As he approached, Maggie stepped out into the hall. He was grateful, if only because seeing her forced him to reconcile memory with present reality. Maggie was was just a few years younger than her dying sister. He remembered the unusual nose, but her thin shape and girlish features were gone. She didn’t recognize him. She walked by, without more than a quick glance.
“Hello Katie,” he said, and stepped to the foot of her bed. An IV bag was suspended from a pole at her side. She had nose tube for oxygen. Her hair, naturally strawberry blonde when they married, was now thin, almost whispy, and gray. There were pictures of people pinned on a cork board on a wall to the side of her bed. Her face was taunt, and sunken. He remembered her blue eyes, and their lively, intelligent energy. Her eyes allowed him to know this woman was that girl in his past.

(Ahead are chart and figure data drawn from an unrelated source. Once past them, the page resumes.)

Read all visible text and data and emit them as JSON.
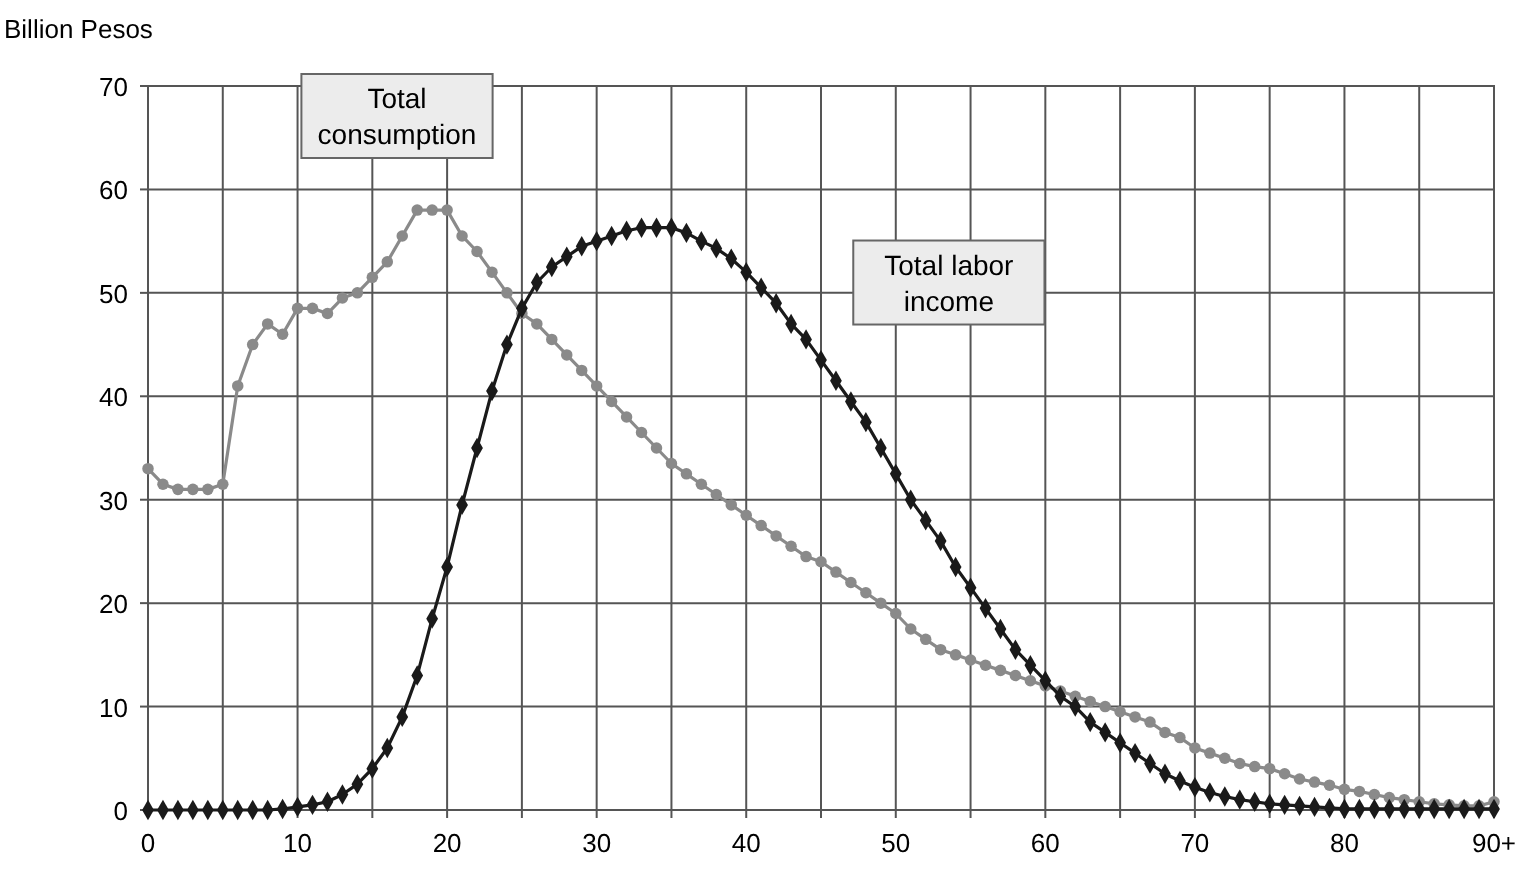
{
  "chart_data": {
    "type": "line",
    "ylabel": "Billion Pesos",
    "x": [
      0,
      1,
      2,
      3,
      4,
      5,
      6,
      7,
      8,
      9,
      10,
      11,
      12,
      13,
      14,
      15,
      16,
      17,
      18,
      19,
      20,
      21,
      22,
      23,
      24,
      25,
      26,
      27,
      28,
      29,
      30,
      31,
      32,
      33,
      34,
      35,
      36,
      37,
      38,
      39,
      40,
      41,
      42,
      43,
      44,
      45,
      46,
      47,
      48,
      49,
      50,
      51,
      52,
      53,
      54,
      55,
      56,
      57,
      58,
      59,
      60,
      61,
      62,
      63,
      64,
      65,
      66,
      67,
      68,
      69,
      70,
      71,
      72,
      73,
      74,
      75,
      76,
      77,
      78,
      79,
      80,
      81,
      82,
      83,
      84,
      85,
      86,
      87,
      88,
      89,
      90
    ],
    "series": [
      {
        "name": "Total consumption",
        "color": "#8a8a8a",
        "marker": "circle",
        "values": [
          33,
          31.5,
          31,
          31,
          31,
          31.5,
          41,
          45,
          47,
          46,
          48.5,
          48.5,
          48,
          49.5,
          50,
          51.5,
          53,
          55.5,
          58,
          58,
          58,
          55.5,
          54,
          52,
          50,
          48,
          47,
          45.5,
          44,
          42.5,
          41,
          39.5,
          38,
          36.5,
          35,
          33.5,
          32.5,
          31.5,
          30.5,
          29.5,
          28.5,
          27.5,
          26.5,
          25.5,
          24.5,
          24,
          23,
          22,
          21,
          20,
          19,
          17.5,
          16.5,
          15.5,
          15,
          14.5,
          14,
          13.5,
          13,
          12.5,
          12,
          11.5,
          11,
          10.5,
          10,
          9.5,
          9,
          8.5,
          7.5,
          7,
          6,
          5.5,
          5,
          4.5,
          4.2,
          4,
          3.5,
          3,
          2.7,
          2.4,
          2,
          1.8,
          1.5,
          1.2,
          1,
          0.8,
          0.6,
          0.5,
          0.4,
          0.4,
          0.8
        ]
      },
      {
        "name": "Total labor income",
        "color": "#1a1a1a",
        "marker": "diamond",
        "values": [
          0,
          0,
          0,
          0,
          0,
          0,
          0,
          0,
          0,
          0.1,
          0.3,
          0.5,
          0.8,
          1.5,
          2.5,
          4,
          6,
          9,
          13,
          18.5,
          23.5,
          29.5,
          35,
          40.5,
          45,
          48.5,
          51,
          52.5,
          53.5,
          54.5,
          55,
          55.5,
          56,
          56.3,
          56.3,
          56.3,
          55.8,
          55,
          54.3,
          53.3,
          52,
          50.5,
          49,
          47,
          45.5,
          43.5,
          41.5,
          39.5,
          37.5,
          35,
          32.5,
          30,
          28,
          26,
          23.5,
          21.5,
          19.5,
          17.5,
          15.5,
          14,
          12.5,
          11,
          10,
          8.5,
          7.5,
          6.5,
          5.5,
          4.5,
          3.5,
          2.8,
          2.2,
          1.7,
          1.3,
          1,
          0.8,
          0.6,
          0.5,
          0.4,
          0.3,
          0.2,
          0.1,
          0.1,
          0.1,
          0.1,
          0.1,
          0.1,
          0.1,
          0.1,
          0.1,
          0.1,
          0.1
        ]
      }
    ],
    "xlim": [
      0,
      90
    ],
    "ylim": [
      0,
      70
    ],
    "xticks": [
      0,
      {
        "value": 5,
        "label": null
      },
      10,
      {
        "value": 15,
        "label": null
      },
      20,
      {
        "value": 25,
        "label": null
      },
      30,
      {
        "value": 35,
        "label": null
      },
      40,
      {
        "value": 45,
        "label": null
      },
      50,
      {
        "value": 55,
        "label": null
      },
      60,
      {
        "value": 65,
        "label": null
      },
      70,
      {
        "value": 75,
        "label": null
      },
      80,
      {
        "value": 85,
        "label": null
      },
      {
        "value": 90,
        "label": "90+"
      }
    ],
    "yticks": [
      0,
      10,
      20,
      30,
      40,
      50,
      60,
      70
    ],
    "grid": true
  }
}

“Damn you’ve gotten old,” she said. “I hardly recognized you.”
“You’ve made a few changes yourself,” he said.
“A few more on the way,” she smiled.
He didn’t smile. The joking didn’t remove the awkwardness.
“Go ahead, get serious. You always were so serious, you know. It’s OK. What’s on your mind?” she asked him.

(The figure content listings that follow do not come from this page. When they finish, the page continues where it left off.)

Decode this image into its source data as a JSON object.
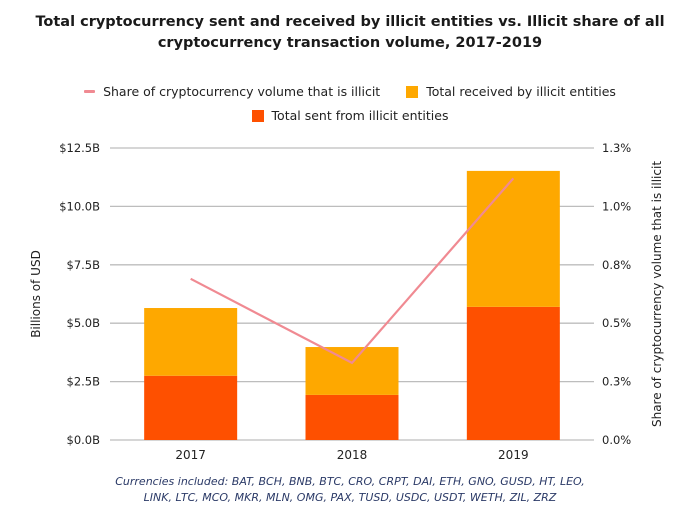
{
  "chart_data": {
    "type": "bar",
    "subtype": "stacked bar with line on secondary axis",
    "title_lines": [
      "Total cryptocurrency sent and received by illicit entities vs. Illicit share of all",
      "cryptocurrency transaction volume, 2017-2019"
    ],
    "categories": [
      "2017",
      "2018",
      "2019"
    ],
    "series": [
      {
        "name": "Total sent from illicit entities",
        "kind": "bar",
        "axis": "left",
        "color": "#fe5000",
        "values": [
          2.75,
          1.93,
          5.7
        ]
      },
      {
        "name": "Total received by illicit entities",
        "kind": "bar",
        "axis": "left",
        "color": "#fea800",
        "values": [
          2.9,
          2.05,
          5.82
        ]
      },
      {
        "name": "Share of cryptocurrency volume that is illicit",
        "kind": "line",
        "axis": "right",
        "color": "#f08a92",
        "values": [
          0.69,
          0.33,
          1.12
        ]
      }
    ],
    "legend": {
      "placement": "top",
      "rows": [
        [
          {
            "label": "Share of cryptocurrency volume that is illicit",
            "marker": "line",
            "color": "#f08a92"
          },
          {
            "label": "Total received by illicit entities",
            "marker": "box",
            "color": "#fea800"
          }
        ],
        [
          {
            "label": "Total sent from illicit entities",
            "marker": "box",
            "color": "#fe5000"
          }
        ]
      ]
    },
    "ylabel": "Billions of USD",
    "ylim": [
      0,
      12.5
    ],
    "yticks": [
      {
        "value": 0,
        "label": "$0.0B"
      },
      {
        "value": 2.5,
        "label": "$2.5B"
      },
      {
        "value": 5,
        "label": "$5.0B"
      },
      {
        "value": 7.5,
        "label": "$7.5B"
      },
      {
        "value": 10,
        "label": "$10.0B"
      },
      {
        "value": 12.5,
        "label": "$12.5B"
      }
    ],
    "y2label": "Share of cryptocurrency volume that is illicit",
    "y2lim": [
      0,
      1.25
    ],
    "y2ticks": [
      {
        "value": 0,
        "label": "0.0%"
      },
      {
        "value": 0.25,
        "label": "0.3%"
      },
      {
        "value": 0.5,
        "label": "0.5%"
      },
      {
        "value": 0.75,
        "label": "0.8%"
      },
      {
        "value": 1.0,
        "label": "1.0%"
      },
      {
        "value": 1.25,
        "label": "1.3%"
      }
    ],
    "grid": true,
    "footnote_lines": [
      "Currencies included: BAT, BCH, BNB, BTC, CRO, CRPT, DAI, ETH, GNO, GUSD, HT, LEO,",
      "LINK, LTC, MCO, MKR, MLN, OMG, PAX, TUSD, USDC, USDT, WETH, ZIL, ZRZ"
    ]
  }
}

“I’m sorry,” he said. “I thought you’d live forever. To me, you’ve been like Elvis or Marilyn Monroe — unchanging.”
“Well, this is better. Dying young for the sake of image doesn’t appeal to me.” More silence.
“I hope you’re not feeling awkward?” she asked.

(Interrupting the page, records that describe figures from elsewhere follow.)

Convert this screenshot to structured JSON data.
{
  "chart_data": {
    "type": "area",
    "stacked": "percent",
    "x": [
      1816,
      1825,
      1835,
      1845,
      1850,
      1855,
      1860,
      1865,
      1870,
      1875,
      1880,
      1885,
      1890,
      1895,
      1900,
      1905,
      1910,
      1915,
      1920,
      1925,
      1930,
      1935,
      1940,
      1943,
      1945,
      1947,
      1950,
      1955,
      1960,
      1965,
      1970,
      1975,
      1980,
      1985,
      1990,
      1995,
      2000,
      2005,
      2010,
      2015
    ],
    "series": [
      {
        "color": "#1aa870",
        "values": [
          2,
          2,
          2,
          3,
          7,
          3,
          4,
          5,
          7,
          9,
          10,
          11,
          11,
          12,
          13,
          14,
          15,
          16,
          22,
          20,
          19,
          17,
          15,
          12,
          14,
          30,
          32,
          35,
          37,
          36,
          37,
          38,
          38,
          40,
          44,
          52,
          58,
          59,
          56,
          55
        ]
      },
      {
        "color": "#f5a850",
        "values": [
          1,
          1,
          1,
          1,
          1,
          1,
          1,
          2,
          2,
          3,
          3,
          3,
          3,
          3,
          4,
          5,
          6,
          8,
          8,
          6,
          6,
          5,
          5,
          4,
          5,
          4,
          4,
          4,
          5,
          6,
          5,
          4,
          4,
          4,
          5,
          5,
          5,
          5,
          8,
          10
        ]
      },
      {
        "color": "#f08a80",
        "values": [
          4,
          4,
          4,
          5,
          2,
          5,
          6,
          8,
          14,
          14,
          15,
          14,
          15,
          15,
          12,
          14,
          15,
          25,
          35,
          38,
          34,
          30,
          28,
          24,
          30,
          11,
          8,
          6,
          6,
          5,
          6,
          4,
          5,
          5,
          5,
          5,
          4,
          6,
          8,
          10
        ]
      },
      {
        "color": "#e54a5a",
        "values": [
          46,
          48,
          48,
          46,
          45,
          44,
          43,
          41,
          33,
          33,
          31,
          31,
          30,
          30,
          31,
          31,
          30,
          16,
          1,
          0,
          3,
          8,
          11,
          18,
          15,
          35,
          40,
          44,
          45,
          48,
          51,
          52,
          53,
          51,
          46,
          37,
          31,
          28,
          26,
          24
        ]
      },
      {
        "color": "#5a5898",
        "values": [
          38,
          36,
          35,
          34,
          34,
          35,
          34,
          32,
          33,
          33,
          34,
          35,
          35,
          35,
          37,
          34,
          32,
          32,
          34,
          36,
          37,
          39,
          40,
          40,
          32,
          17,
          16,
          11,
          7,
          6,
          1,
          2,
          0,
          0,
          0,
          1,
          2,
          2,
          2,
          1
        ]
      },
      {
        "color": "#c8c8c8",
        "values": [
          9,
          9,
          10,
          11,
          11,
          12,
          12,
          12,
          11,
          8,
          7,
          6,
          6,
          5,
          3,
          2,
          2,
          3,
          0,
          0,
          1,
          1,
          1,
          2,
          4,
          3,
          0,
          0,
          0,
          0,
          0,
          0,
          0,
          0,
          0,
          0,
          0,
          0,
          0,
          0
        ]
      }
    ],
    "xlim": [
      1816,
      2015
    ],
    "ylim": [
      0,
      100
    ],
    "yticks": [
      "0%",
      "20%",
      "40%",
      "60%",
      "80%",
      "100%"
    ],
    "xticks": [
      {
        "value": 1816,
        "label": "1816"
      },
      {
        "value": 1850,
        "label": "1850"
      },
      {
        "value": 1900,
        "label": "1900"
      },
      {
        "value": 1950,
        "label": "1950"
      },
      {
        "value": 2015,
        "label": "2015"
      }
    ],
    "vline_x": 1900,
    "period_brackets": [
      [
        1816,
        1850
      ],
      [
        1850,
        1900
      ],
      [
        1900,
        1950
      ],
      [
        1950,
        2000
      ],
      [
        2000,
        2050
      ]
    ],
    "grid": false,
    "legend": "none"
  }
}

“A little,” he replied. “I think it would be a bit strange no matter what,” he added.
“Well,” she said, “it’s OK. Everybody comes around to this. There’s no social scripting.”
“I know,” he said. “I searched my files. Nothing.”
“Funny, when we were together, I never thought of dying,” she said, after awhile. “It wasn’t going to happen to me, just everybody else. I had some sort of special immunity, I guess.”
“And now?”
“You realize time isn’t endless. You realize maybe a handful of people are significant.”
She looked at him now, a lingering look, as if to take him in, a visible distorted memory.
“Did you ever think of changing your mind about contacting me?” he asked her.
“Sure,” she said, “but it was too painful. You were remarried. Your last call was that you had a child. I knew then it wasn’t good for an ex-wife to be in the picture.”
“Choices matter, don’t they?” he asked.
“No replays,” she said.
They were silent for a while. Then he went to her bedside. She managed to scoot over a bit, and pulled a sheet back, to welcome him beside her. He laid beside her, placing his arm to cradle her head against his chest. The boney feel of her next to him was so different that the full soft flesh that so excited him decades before.
They held one another until she began to scrim. “The pain,” she said. He pressed the red button for her, then stood again at her bedside. The nurse replaced her medication bag.
“I need to go,” he said.
“Yes,” she answered simply, her eyes half open, closed for seconds at a time.
“I will always remember you — always have a place in my heart for you,” he said.
She smiled, raised her her finger tip to her lips, and blew him a kiss, then drifted away.